The dataset Texas represents a situation where a low amount of data points is available which leads to the absence of data points in some areas since large regions outside the territory of Texas are represented in the interpolated maps. Figures 5(a) and 5(b) both represent an area of size \(1258 \,\text {km} \times 1060\,\text {km}\) with a resolution of 2 km. The resulting map from IDWR provides a better model for the expected behavior of precipitation from given data. Precipitation decreases roughly towards the west or south-west, reaching predicted values as low as 1.139in at where would correspond to the territory of Mexico, which is below the minimal precipitation from the dataset (7.7in).

5 Conclusion and Further Work

The selection of an appropriate interpolation model depends largely on the type of data, the degree of accuracy desired, and the amount of computational effort afforded [14]. Each method has its advantages and drawbacks, which depend strongly on the characteristics of the data: a method that fits well with some data can be unsuited for a different set of data points [6]. This also motivates the improvement of existing methods and search for novel alternatives.

Variations and extensions from the basic IDW method have been proposed in the literature. In [2] an improvement is presented which is based on a geometric criterion that automatically selects a subset of the original set of control points. In [22] data normalization is shown to improve the results of interpolation. In [9] weighted median of data within a neighborhood is proposed. A distance-decay parameter is explored in [16] which is adjusted according to the spatial pattern of sampled locations in the neighborhood.

This paper followed a diverse path by presenting a novel formulation that is derived from a weighted regression model where squared distance from the location of interest is assumed to influence a geographically localized variable. Resulting expression (13) is similar to IDW method while retaining its simplicity and low computational complexity. Squared distance was arbitrarily chosen, and other formats for that relationship might be explored further.

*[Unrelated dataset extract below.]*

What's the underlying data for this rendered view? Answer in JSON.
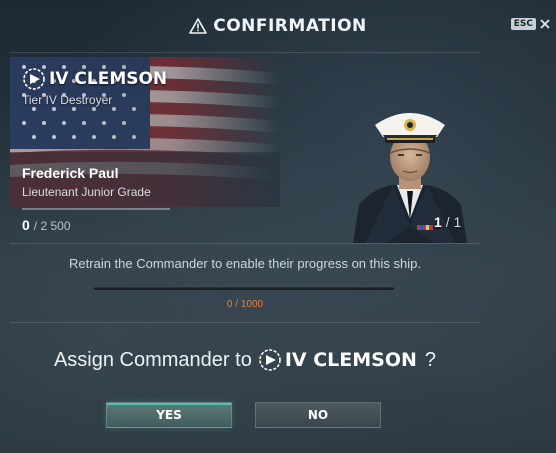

Regression is already widely adopted for problems involving spatial data. Geographically Weighted Regression (GWR), as proposed by [4], adopts weighted regression in the spatial context by extending the usual regression model. The regression coefficients are dependent on individual location and the parameters in GWR are therefore locally estimated by weighted least squares approach where the weight is higher for observations that are closer to the location considered. That premise of a higher local relationship [26] which is straightforwardly implemented by IDWR and IDW is already widely exploited [18].

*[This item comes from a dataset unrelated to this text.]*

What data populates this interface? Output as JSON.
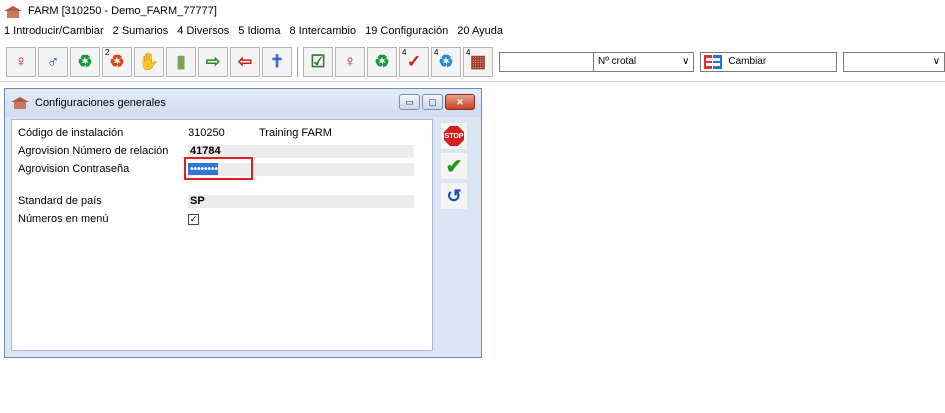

Empirical evaluation of the proposed method adopted leave-one-out cross-validation using datasets from the literature and synthetic data from benchmark functions, with varying sample densities on diverse surface types and sample distributions. Study cases emphasized applications on digital elevation data and climate.

IDWR was able to attain better results when compared to IDW by obtaining lower RMSE with statistical significance for benchmark functions. Qualitatively, the novel method delivered smoother curvatures between sample points when compared to the maps generated by IDW. Observable artifacts are alleviated in the surfaces generated by IDWR.

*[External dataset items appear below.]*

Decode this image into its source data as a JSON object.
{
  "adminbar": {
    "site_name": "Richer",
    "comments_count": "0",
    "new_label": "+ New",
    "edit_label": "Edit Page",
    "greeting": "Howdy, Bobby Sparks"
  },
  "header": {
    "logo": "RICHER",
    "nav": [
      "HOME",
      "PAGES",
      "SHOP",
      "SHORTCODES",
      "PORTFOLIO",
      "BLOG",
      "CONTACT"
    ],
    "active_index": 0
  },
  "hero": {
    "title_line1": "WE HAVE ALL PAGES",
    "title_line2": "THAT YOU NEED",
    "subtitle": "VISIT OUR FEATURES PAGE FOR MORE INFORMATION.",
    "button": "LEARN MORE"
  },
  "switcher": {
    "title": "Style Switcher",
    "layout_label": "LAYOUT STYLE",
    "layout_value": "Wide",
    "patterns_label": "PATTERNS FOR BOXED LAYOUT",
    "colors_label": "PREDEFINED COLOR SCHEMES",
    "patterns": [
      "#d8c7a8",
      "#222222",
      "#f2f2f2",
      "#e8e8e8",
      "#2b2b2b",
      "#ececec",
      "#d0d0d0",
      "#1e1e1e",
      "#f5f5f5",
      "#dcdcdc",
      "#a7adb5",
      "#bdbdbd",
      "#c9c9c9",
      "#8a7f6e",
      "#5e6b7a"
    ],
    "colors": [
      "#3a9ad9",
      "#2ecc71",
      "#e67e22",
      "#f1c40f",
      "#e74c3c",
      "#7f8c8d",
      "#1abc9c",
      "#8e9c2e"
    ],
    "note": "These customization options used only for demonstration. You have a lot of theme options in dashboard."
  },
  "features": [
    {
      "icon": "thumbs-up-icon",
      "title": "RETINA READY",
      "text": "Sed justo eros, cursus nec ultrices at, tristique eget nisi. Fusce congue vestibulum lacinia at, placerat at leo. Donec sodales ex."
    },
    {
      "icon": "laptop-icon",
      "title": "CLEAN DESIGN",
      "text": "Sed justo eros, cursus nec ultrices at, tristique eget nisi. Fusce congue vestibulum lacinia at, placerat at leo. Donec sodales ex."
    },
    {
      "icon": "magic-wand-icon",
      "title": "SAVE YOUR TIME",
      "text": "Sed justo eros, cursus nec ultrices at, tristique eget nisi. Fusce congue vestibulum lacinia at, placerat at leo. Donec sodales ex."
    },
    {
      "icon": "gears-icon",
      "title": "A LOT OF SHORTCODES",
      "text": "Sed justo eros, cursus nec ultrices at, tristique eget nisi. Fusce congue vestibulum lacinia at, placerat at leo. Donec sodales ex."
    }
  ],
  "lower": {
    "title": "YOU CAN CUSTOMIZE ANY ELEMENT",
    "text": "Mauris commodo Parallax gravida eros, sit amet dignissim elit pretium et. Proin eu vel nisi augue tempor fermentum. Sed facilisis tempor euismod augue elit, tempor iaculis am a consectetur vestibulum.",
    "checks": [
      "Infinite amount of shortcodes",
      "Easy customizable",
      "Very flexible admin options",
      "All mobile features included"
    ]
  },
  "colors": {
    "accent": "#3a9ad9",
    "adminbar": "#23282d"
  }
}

Further empirical and theoretical investigation should be proposed to better delineate the limitations of the novel method. It might also be studied whether the proposed method actually produces useful extrapolation. In that case, wider applicability would be reached when compared to IDW. This, however, must be carefully considered since the asymptotic behavior of IDWR is much diverse from IDW, according to the discussion in Sect. 2. A comparison to other interpolation methods could also be performed, covering a wider variety of applications.